The report states that “threat actors are using phishing and other vectors to exploit poor cyber hygiene practices within a victims’ cloud services configuration”. It goes on to explain: “These types of attacks frequently occurred when victim organisations’ employees worked remotely and used a mixture of corporate laptops and personal devices to access their respective cloud services. Despite the use of security tools, affected organisations typically had weak cyber hygiene practices that allowed threat actors to conduct successful attacks. The cyber threat actors involved in these attacks used a variety of tactics and techniques—including phishing, brute force login attempts, and possibly a “pass-the-cookie” attack—to attempt to exploit weaknesses in the victim organisations’ cloud security practices.”
CISA recommended a number of steps for organisations to strengthen their cloud security practices. This included implementing conditional access (CA) policies based upon your organisation’s needs; establish a baseline for normal network activity within your environment; routinely review both Active Directory sign-in logs and unified audit logs for anomalous activity; enforce MFA; routinely review user-created email forwarding rules and alerts, or restrict forwarding; have a mitigation plan or procedures in place; understand when, how, and why to reset passwords and to revoke session tokens; and follow recommend guidance on securing privileged access.
In addition to this, the agency suggests organisations should consider a policy that does not allow employees to use personal devices for work; resolve client site requests internal to your network; consider restricting users from forwarding emails to accounts outside of your domain; allow users to consent only to app integrations that have been pre-approved by an administrator; audit email rules with enforceable alerts via the Security and Compliance Centre or other tools that use the Graph API to warn administrators to abnormal activity; and implement MFA for all users, without exception.
It also recommends that conditional access should be understood and implemented with a zero-trust mindset; ensure user access logging is enabled and forward logs to a security information and event management appliance for aggregation and monitoring so as to not lose visibility on logs outside of logging periods. Organisations should also use a CA policy to block legacy authentication protocols; verify that all cloud-based virtual machine instances with a public IP do not have open Remote Desktop Protocol (RDP) ports and place any system with an open RDP port behind a firewall and require users to use a VPN to access it through the firewall.
There should also be a focus on awareness and training. Make employees aware of the threats such as phishing scams and how they are delivered. Additionally, provide users training on information security principles and techniques as well as overall emerging cybersecurity risks and vulnerabilities. Establish blame-free employee reporting and ensure that employees know who to contact when they see suspicious activity or when they believe they have been a victim of a cyberattack.
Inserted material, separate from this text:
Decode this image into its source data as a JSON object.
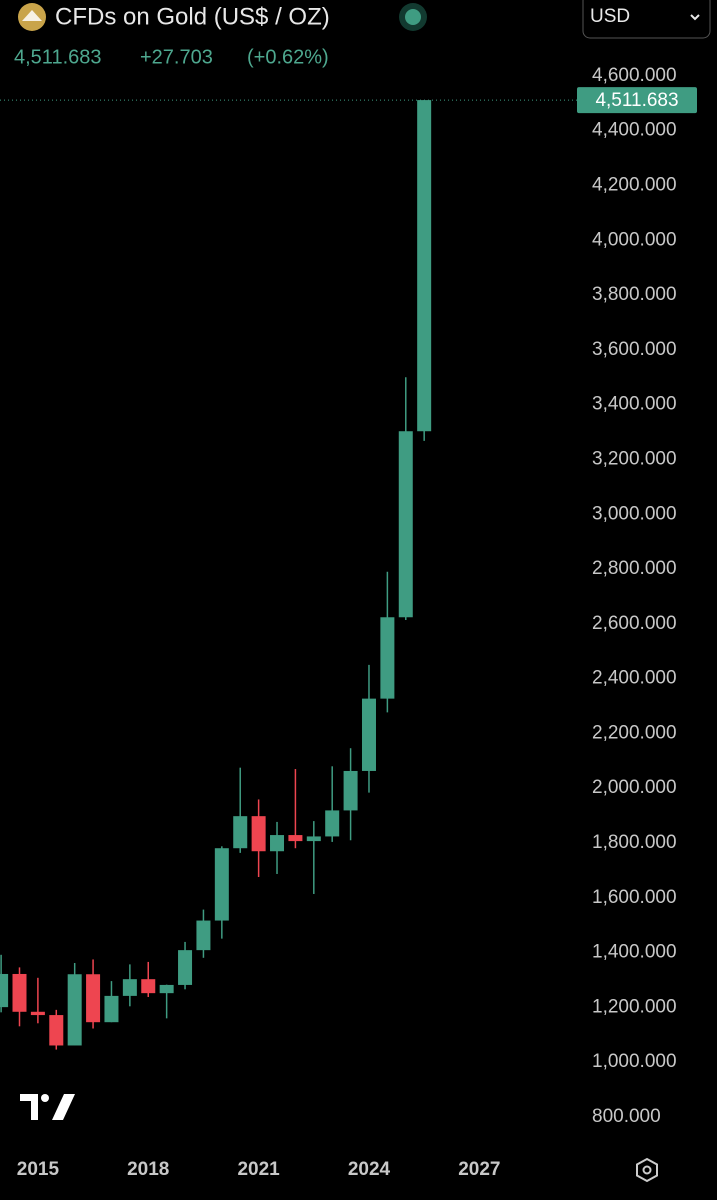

This will ensure that the proper established mitigation strategy can be employed quickly and efficiently. Ensure existing built-in filtering and detection products, such as those for spam, phishing, malware and safe attachments and links are enabled.
Commenting on the report, Niamh Muldoon, Global Data Protection Officer at OneLogin stated: “Security culture and maintaining security consciousness with your entire organisation and/or end-users is critical not just for identifying and responding to security threats but following security processes. Access control processes of provisioning and de-provisioning are great examples that need conscious focus and attention to ensure only those that have a business requirement for access have access and their access is approved, reviewed and monitored per the access control principles of authentication, authorisation and assurance principles.”
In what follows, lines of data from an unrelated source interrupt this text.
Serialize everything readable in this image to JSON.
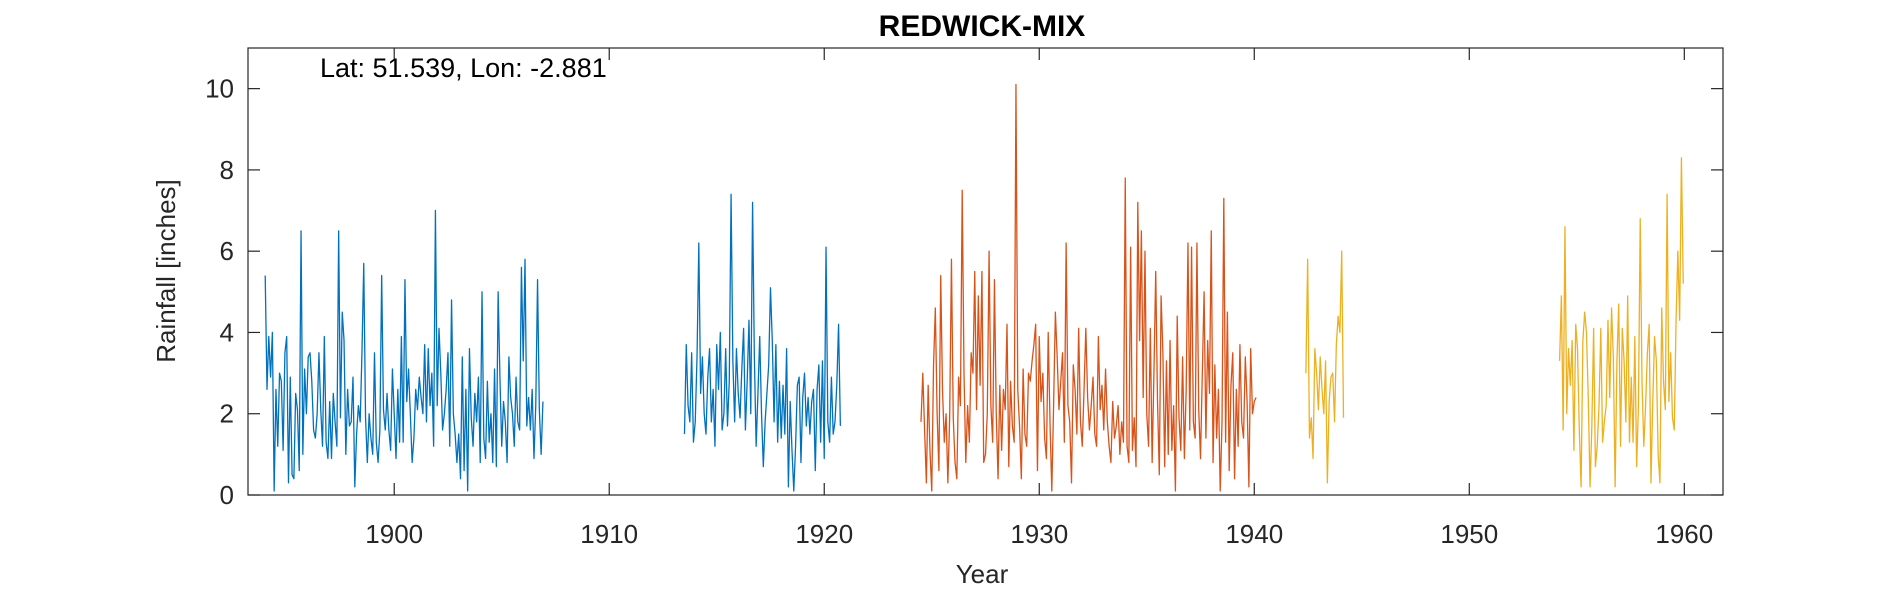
{
  "chart_data": {
    "type": "line",
    "title": "REDWICK-MIX",
    "xlabel": "Year",
    "ylabel": "Rainfall [inches]",
    "annotation": "Lat: 51.539, Lon: -2.881",
    "xlim": [
      1893.2,
      1961.8
    ],
    "ylim": [
      0,
      11
    ],
    "xticks": [
      1900,
      1910,
      1920,
      1930,
      1940,
      1950,
      1960
    ],
    "yticks": [
      0,
      2,
      4,
      6,
      8,
      10
    ],
    "xtick_labels": [
      "1900",
      "1910",
      "1920",
      "1930",
      "1940",
      "1950",
      "1960"
    ],
    "ytick_labels": [
      "0",
      "2",
      "4",
      "6",
      "8",
      "10"
    ],
    "grid": false,
    "legend": "none",
    "series": [
      {
        "color": "#0072BD",
        "segments": [
          {
            "start": 1894.0,
            "step": 0.0833333,
            "values": [
              5.4,
              2.6,
              3.9,
              2.9,
              4.0,
              0.1,
              2.6,
              1.2,
              3.0,
              2.8,
              1.1,
              3.5,
              3.9,
              0.3,
              2.9,
              0.5,
              0.4,
              2.5,
              2.1,
              0.6,
              6.5,
              1.0,
              3.1,
              2.0,
              3.4,
              3.5,
              2.8,
              1.6,
              1.4,
              2.0,
              3.5,
              2.1,
              1.2,
              3.9,
              1.3,
              0.9,
              2.3,
              0.9,
              2.5,
              1.8,
              1.2,
              6.5,
              1.9,
              4.5,
              3.8,
              1.0,
              2.6,
              1.7,
              1.8,
              2.9,
              0.2,
              1.5,
              2.2,
              1.8,
              3.5,
              5.7,
              1.9,
              0.8,
              2.0,
              1.4,
              1.0,
              3.5,
              1.3,
              0.8,
              1.6,
              5.4,
              2.1,
              1.6,
              2.5,
              1.6,
              1.1,
              3.1,
              2.0,
              0.9,
              2.6,
              1.3,
              3.9,
              1.3,
              5.3,
              2.3,
              3.1,
              2.0,
              0.8,
              1.4,
              2.6,
              2.1,
              2.9,
              2.4,
              2.0,
              3.7,
              1.8,
              3.6,
              2.2,
              3.0,
              1.2,
              7.0,
              2.2,
              4.1,
              3.0,
              1.6,
              2.0,
              2.6,
              3.5,
              1.2,
              4.8,
              2.0,
              1.5,
              0.8,
              1.5,
              0.4,
              3.4,
              0.6,
              2.6,
              0.1,
              3.6,
              1.9,
              1.2,
              2.5,
              1.8,
              2.9,
              0.8,
              5.0,
              1.4,
              0.9,
              2.8,
              1.3,
              2.0,
              0.8,
              3.1,
              0.7,
              5.0,
              2.9,
              1.2,
              2.3,
              1.8,
              0.8,
              3.4,
              2.4,
              2.0,
              1.2,
              2.9,
              1.8,
              1.6,
              5.6,
              3.3,
              5.8,
              1.7,
              2.4,
              1.6,
              2.6,
              0.9,
              2.2,
              5.3,
              2.1,
              1.0,
              2.3
            ]
          },
          {
            "start": 1913.5,
            "step": 0.0833333,
            "values": [
              1.5,
              3.7,
              2.2,
              1.8,
              3.5,
              1.3,
              1.8,
              3.4,
              6.2,
              2.5,
              3.4,
              2.0,
              1.5,
              2.9,
              3.6,
              1.8,
              2.6,
              1.2,
              3.7,
              2.6,
              4.0,
              1.6,
              2.0,
              3.6,
              1.7,
              2.8,
              7.4,
              3.3,
              1.8,
              3.6,
              2.5,
              1.9,
              3.1,
              4.1,
              1.6,
              2.8,
              4.3,
              2.0,
              7.2,
              3.4,
              1.2,
              2.5,
              3.9,
              2.0,
              0.7,
              1.8,
              2.5,
              3.2,
              5.1,
              3.8,
              1.8,
              3.7,
              1.3,
              2.8,
              1.4,
              2.7,
              1.5,
              3.6,
              0.2,
              2.3,
              1.1,
              0.1,
              1.2,
              2.7,
              2.9,
              0.8,
              2.4,
              3.0,
              1.7,
              2.4,
              1.5,
              2.3,
              2.6,
              0.6,
              2.6,
              3.2,
              1.3,
              3.3,
              0.9,
              6.1,
              1.8,
              1.3,
              2.9,
              1.5,
              1.8,
              2.7,
              4.2,
              1.7
            ]
          }
        ]
      },
      {
        "color": "#D95319",
        "segments": [
          {
            "start": 1924.5,
            "step": 0.0833333,
            "values": [
              1.8,
              3.0,
              1.6,
              0.3,
              2.7,
              1.1,
              0.1,
              3.2,
              4.6,
              2.0,
              0.6,
              5.4,
              2.6,
              1.3,
              2.0,
              0.3,
              1.9,
              5.8,
              1.9,
              0.8,
              0.4,
              2.9,
              2.2,
              7.5,
              3.0,
              0.8,
              2.2,
              1.3,
              3.5,
              3.0,
              5.5,
              2.1,
              4.9,
              2.7,
              5.5,
              0.8,
              1.0,
              2.0,
              6.0,
              2.2,
              1.3,
              5.3,
              2.0,
              0.4,
              2.7,
              1.1,
              2.6,
              2.1,
              4.2,
              0.7,
              2.8,
              1.7,
              1.3,
              10.1,
              2.6,
              1.7,
              0.4,
              3.1,
              1.5,
              1.2,
              3.0,
              2.8,
              3.3,
              3.7,
              4.2,
              0.6,
              3.9,
              2.3,
              3.0,
              1.4,
              0.9,
              4.0,
              1.8,
              0.1,
              2.2,
              4.5,
              3.4,
              2.1,
              2.8,
              3.5,
              1.3,
              6.2,
              2.2,
              1.8,
              0.3,
              3.2,
              2.6,
              1.5,
              4.1,
              1.8,
              1.2,
              2.6,
              4.1,
              2.4,
              1.6,
              2.2,
              2.9,
              1.5,
              1.2,
              3.9,
              2.1,
              2.7,
              1.6,
              3.1,
              1.8,
              1.2,
              0.8,
              2.3,
              1.4,
              1.7,
              2.2,
              1.0,
              1.8,
              1.3,
              7.8,
              1.2,
              0.8,
              6.1,
              1.1,
              1.9,
              0.7,
              7.2,
              3.8,
              6.5,
              2.4,
              6.0,
              2.0,
              1.2,
              4.1,
              0.8,
              3.0,
              5.5,
              2.3,
              0.5,
              4.9,
              3.5,
              0.7,
              3.3,
              1.0,
              3.8,
              1.1,
              2.2,
              0.1,
              4.4,
              1.9,
              1.1,
              3.4,
              0.9,
              2.6,
              6.2,
              1.6,
              6.1,
              1.8,
              1.4,
              6.2,
              2.1,
              0.9,
              3.0,
              5.0,
              1.4,
              3.8,
              2.5,
              6.5,
              0.8,
              3.2,
              1.4,
              2.6,
              0.1,
              1.8,
              7.3,
              1.3,
              4.5,
              0.6,
              2.7,
              3.5,
              0.4,
              2.6,
              1.2,
              3.7,
              1.8,
              1.4,
              3.4,
              2.3,
              0.2,
              3.6,
              2.0,
              2.3,
              2.4
            ]
          }
        ]
      },
      {
        "color": "#EDB120",
        "segments": [
          {
            "start": 1942.4,
            "step": 0.0833333,
            "values": [
              3.0,
              5.8,
              1.4,
              1.9,
              0.9,
              3.6,
              3.0,
              2.1,
              3.4,
              2.6,
              2.0,
              3.3,
              0.3,
              2.3,
              2.9,
              3.0,
              1.8,
              3.7,
              4.4,
              4.0,
              6.0,
              1.9
            ]
          },
          {
            "start": 1954.2,
            "step": 0.0833333,
            "values": [
              3.3,
              4.9,
              1.6,
              6.6,
              2.0,
              3.6,
              2.7,
              3.8,
              1.1,
              4.2,
              3.6,
              1.6,
              0.2,
              3.8,
              4.5,
              4.0,
              2.4,
              0.2,
              1.7,
              4.1,
              0.7,
              1.2,
              2.2,
              4.1,
              1.3,
              1.8,
              2.2,
              4.3,
              2.4,
              4.6,
              3.4,
              0.2,
              3.3,
              4.7,
              1.2,
              4.1,
              3.3,
              1.8,
              4.9,
              1.3,
              2.9,
              1.3,
              3.9,
              0.7,
              2.2,
              6.8,
              2.8,
              1.2,
              2.2,
              3.5,
              4.2,
              0.3,
              2.3,
              3.9,
              3.3,
              1.0,
              0.3,
              4.6,
              2.8,
              2.1,
              7.4,
              2.3,
              3.5,
              1.9,
              1.6,
              4.3,
              6.0,
              4.3,
              8.3,
              5.2
            ]
          }
        ]
      }
    ]
  }
}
“This is not a new threat,” added Christian Espinosa, Managing Director at Cerberus Sentinel. “Bypassing MFA via stolen (‘pass-the-cookie’) attacks is common. Cookies establish session persistence for web applications. When you are authenticated with a web application, MFA or not, the cookie is placed on your computer. The cookie contains the session ID and access tokens to the web application. This is so you don’t have to reauthenticate incessantly to the web application. This is an inherent flaw in the HTTP protocol and how web applications work. HTTP is a stateless protocol and relies on cookies to maintain state.
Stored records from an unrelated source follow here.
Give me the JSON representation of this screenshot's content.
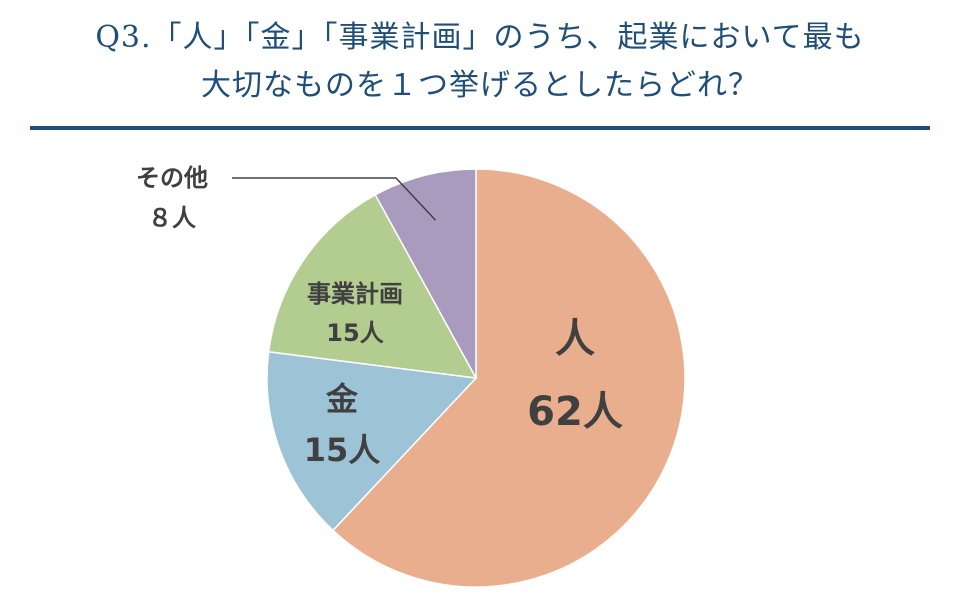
{
  "title": {
    "line1": "Q3.「人」「金」「事業計画」のうち、起業において最も",
    "line2": "大切なものを１つ挙げるとしたらどれ？"
  },
  "chart_data": {
    "type": "pie",
    "start": "top",
    "direction": "clockwise",
    "slices": [
      {
        "label": "人",
        "value": 62,
        "value_label": "62人",
        "color": "#e9ae8e"
      },
      {
        "label": "金",
        "value": 15,
        "value_label": "15人",
        "color": "#9dc3d6"
      },
      {
        "label": "事業計画",
        "value": 15,
        "value_label": "15人",
        "color": "#b3cc8f"
      },
      {
        "label": "その他",
        "value": 8,
        "value_label": "８人",
        "color": "#a99bbd"
      }
    ]
  }
}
“We run into this vulnerability routinely during web application penetration tests,” Espinosa continued. “The way to mitigate the MFA pass-the-cookie vulnerability is with better cookie management and better user training. Specially, cookies should be set with a short lifespan and should be for a single session, so when the browser is closed, the cookie is voided. Users should be trained to logoff the web application and close their browser after they are done using the web application. Many users never logoff or close a browser – this increases risk. The bottom line is there is no single way to fix the pass-the-cookie problem, unless you force a user to reauthenticate more frequently for different web application functionality. This diminishes the user experience though.”